# Levenot House, Altrincham August 2019



## mookster (Aug 27, 2019)

I've been on a bit of a residential binge lately, I've explored more houses this year than I think I ever have before - I've not been able to travel stupidly far from home the last few months for various reasons so it was kind of out of the want and need to explore things that I found myself doing a lot more smaller residential locations than I would normally think to do.

I was able to travel a little bit further afield recently and liked the look of this place after it was posted on here not so long ago. It's a strange old building, one part is much older and it's got a large extension built onto the side dating from around the 1960s. Information seems incredibly scant for this place, I've not been able to dig up much at all but it would appear to have been abandoned sometime in the summer of 2012. A planning application taped to a post outside invited comments ending in June 2018 but nothing has happened since - strange given it's in a very exclusive street. It looks as if it was a home of multiple occupancy in it's latter stages of life and has some seriously questionable interior design choices going on! The inside is pretty much totally bare other than maybe one chest of drawers, a hookah pipe and a few nick-nacks in the basement but it's the weird and wacky wall coverings which more than make up for that, as well as some of the decay - one half of the building is totally mint yet the other side has some serious decay setting in.
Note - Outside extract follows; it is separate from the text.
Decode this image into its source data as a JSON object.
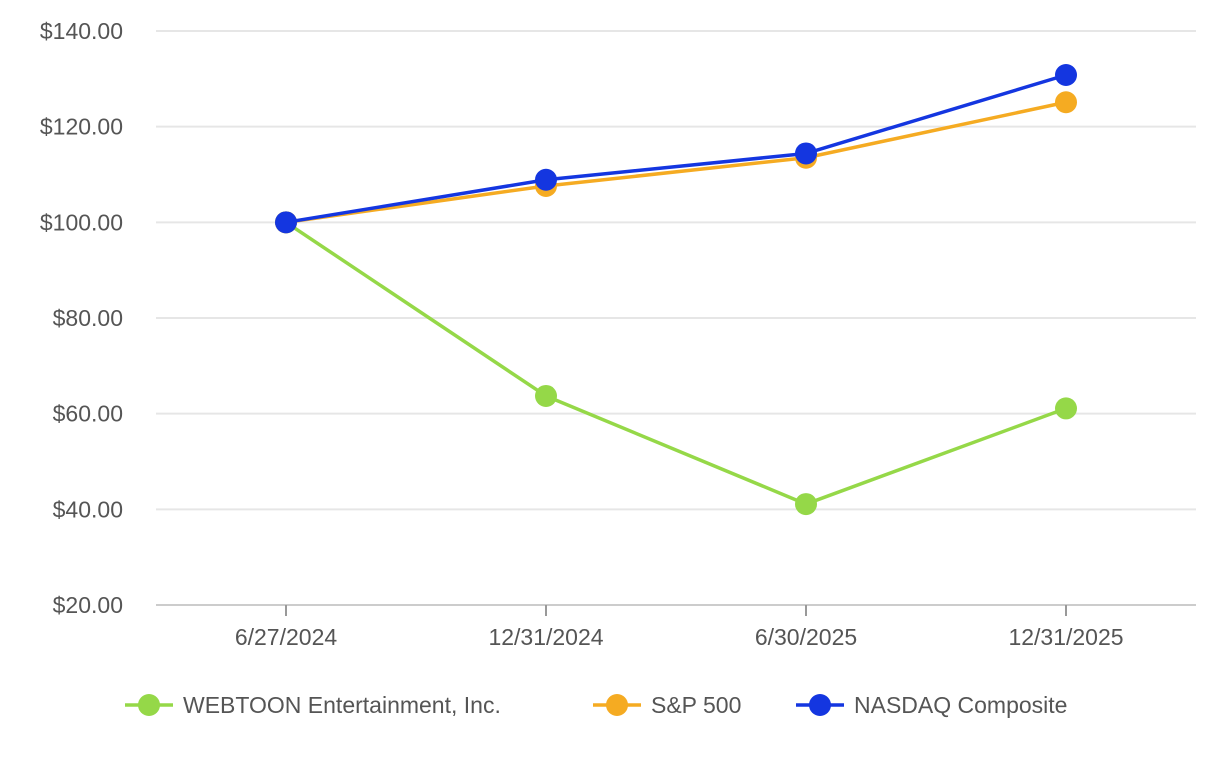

A nice chilled explore on a sunny Sunday morning, which gave us no reason to suspect the drama that would follow at the next location where we didn't even get in but narrowly avoided being arrested for some trumped up 'attempted burglary' offence. That would have brought a downer onto the day for sure.






































































































"OMG FoUnD FeRaRi!!1!!"

Thanks for looking 

​


----------



## Sam Haltin (Aug 27, 2019)

Nice photos but a bad choice of wallpaper in the hallway and some of the rooms.


----------



## Dirus_Strictus (Aug 28, 2019)

Typical example of its type - Not all old buildings were well built and renovation/rebuilding can open up a whole can of worms. Then the money runs out! Victorian times and earlier had their fair share of Jerry Builders, just as we do now. Looks a pretty awful place!


----------



## Wrench (Sep 3, 2019)

Nice, liking this and those pics and not too far from me.


----------